Tuesday, September 19, 2006

Can Acts Be Used as a Background for Paul?

My NT professor is now claiming that Acts is not a legitimate source for information about Paul. I find this claim highly suspicious.

Apparently, what we are supposed to do is let Paul speak from his own words. THIS is supposed to be the sole influence on our thoughts about what Paul was like, and what his theology was like. Acts really only counts in the places where it is explicitly in agreement with Paul (in which case it is redundant anyway).

Now, let's think about this for a minute. What is the thing that they hammer into your head about hermeneutics?


Okay, what is the thing that they hammer into your head about the hermeneutics of epistles?

1) They are occasional (i.e. written in response to specific situations)
2) They are for the most part not general theological works
3) They were not intended by the author to be scripture

Now, I agree with all of these, except for perhaps 3 (does anyone want to argue that Paul didn't view his letters as normative?). So, if all we have are non-systematic, occasional works, why should we think that these are sufficient to produce a typical idea of how Paul thought and worked? Shouldn't these be viewed as being punctuations on a backdrop of a more "typical" Pauline style which isn't necessarily expressed in the letters?
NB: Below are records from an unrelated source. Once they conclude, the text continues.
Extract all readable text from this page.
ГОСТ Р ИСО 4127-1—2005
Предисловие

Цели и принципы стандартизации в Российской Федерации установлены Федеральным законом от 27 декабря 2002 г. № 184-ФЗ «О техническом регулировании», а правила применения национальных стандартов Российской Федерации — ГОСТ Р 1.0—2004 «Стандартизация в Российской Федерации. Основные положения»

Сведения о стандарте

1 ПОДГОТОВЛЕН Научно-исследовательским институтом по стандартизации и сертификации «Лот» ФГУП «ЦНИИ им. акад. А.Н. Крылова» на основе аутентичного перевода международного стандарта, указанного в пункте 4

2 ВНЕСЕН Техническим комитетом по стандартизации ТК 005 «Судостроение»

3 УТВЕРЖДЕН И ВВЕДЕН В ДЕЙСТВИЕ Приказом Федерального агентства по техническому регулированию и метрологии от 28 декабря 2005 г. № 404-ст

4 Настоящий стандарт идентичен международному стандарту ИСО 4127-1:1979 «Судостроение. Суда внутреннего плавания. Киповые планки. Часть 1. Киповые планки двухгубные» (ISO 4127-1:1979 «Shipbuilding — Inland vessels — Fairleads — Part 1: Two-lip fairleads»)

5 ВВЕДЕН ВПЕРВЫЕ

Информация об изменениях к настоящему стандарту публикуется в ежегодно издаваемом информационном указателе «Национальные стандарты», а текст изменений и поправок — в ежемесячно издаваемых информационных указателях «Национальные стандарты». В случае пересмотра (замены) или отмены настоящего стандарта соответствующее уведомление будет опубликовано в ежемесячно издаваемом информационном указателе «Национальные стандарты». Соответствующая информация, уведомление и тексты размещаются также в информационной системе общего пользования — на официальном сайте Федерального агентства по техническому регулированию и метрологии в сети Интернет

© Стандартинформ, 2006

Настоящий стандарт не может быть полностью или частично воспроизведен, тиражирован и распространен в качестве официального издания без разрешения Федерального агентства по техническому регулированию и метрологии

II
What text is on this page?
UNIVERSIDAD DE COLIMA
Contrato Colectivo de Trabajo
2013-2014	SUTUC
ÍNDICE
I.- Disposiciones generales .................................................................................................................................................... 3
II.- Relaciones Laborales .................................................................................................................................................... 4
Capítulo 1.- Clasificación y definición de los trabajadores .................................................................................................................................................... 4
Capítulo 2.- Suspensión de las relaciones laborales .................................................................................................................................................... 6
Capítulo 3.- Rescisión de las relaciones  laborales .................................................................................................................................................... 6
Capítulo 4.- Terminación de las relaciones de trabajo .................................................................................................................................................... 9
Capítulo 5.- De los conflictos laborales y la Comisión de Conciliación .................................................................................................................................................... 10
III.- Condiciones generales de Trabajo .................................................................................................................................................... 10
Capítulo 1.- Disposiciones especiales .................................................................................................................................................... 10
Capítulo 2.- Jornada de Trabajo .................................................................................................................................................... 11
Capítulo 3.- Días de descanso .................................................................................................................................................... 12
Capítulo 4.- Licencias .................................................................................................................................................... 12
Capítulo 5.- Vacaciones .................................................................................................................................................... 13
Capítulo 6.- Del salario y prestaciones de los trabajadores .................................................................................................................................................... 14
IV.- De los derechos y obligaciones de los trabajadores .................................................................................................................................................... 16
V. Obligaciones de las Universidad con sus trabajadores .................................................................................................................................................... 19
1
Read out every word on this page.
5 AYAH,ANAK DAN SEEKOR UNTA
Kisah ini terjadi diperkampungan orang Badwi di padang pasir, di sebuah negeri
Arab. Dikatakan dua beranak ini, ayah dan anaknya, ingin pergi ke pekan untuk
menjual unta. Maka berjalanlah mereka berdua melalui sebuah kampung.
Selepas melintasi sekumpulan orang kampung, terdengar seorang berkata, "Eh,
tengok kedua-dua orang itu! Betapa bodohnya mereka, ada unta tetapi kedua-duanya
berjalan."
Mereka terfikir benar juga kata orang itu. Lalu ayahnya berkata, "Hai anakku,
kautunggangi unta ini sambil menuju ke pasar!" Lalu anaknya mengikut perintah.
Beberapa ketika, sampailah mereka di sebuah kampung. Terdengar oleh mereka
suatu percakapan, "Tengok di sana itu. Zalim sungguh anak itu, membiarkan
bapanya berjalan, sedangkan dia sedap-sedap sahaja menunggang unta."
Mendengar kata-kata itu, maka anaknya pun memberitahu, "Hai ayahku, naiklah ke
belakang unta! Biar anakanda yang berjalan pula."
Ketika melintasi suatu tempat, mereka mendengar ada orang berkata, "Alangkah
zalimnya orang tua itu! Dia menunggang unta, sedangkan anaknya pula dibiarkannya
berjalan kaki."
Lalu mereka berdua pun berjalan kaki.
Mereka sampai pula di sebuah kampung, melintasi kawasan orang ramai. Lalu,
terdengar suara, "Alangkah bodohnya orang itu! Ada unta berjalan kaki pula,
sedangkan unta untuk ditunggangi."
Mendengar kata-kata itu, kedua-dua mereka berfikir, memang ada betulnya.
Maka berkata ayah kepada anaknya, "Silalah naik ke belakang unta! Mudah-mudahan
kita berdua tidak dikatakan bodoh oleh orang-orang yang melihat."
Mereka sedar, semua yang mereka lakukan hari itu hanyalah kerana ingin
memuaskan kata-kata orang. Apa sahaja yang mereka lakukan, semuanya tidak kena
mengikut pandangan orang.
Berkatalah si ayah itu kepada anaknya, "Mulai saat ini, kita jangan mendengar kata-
Therefore, the idea that we should "let Paul speak in his own words" is going _against_ what is the most important hermeneutical principle -- CONTEXT! On a more general historical background, we don't use autobiographies as the only definitive source of information on an author. I believe it is well recognized that it takes an outsider to judge a person as a whole -- people often don't do a good job of that themselves. Therefore, rejecting Acts' depiction of Paul just because it doesn't mimmick exactly what you would get by reading the letters alone is counter to any legitimate claims of historical inquiry. The only purpose it seems to serve is to aid those who are attempting to de-legitimatize scripture by dicing it up and only viewing the parts individually, and in doing so, so overemphasize the details of difference as to make them seem contradictory. By removing Paul's letters from their context, it distorts Paul. Would any of you want the details of your life to be judged as true or false based on whether a scholar 2,000 years later thought that a letter you wrote someone made you sound like a different person?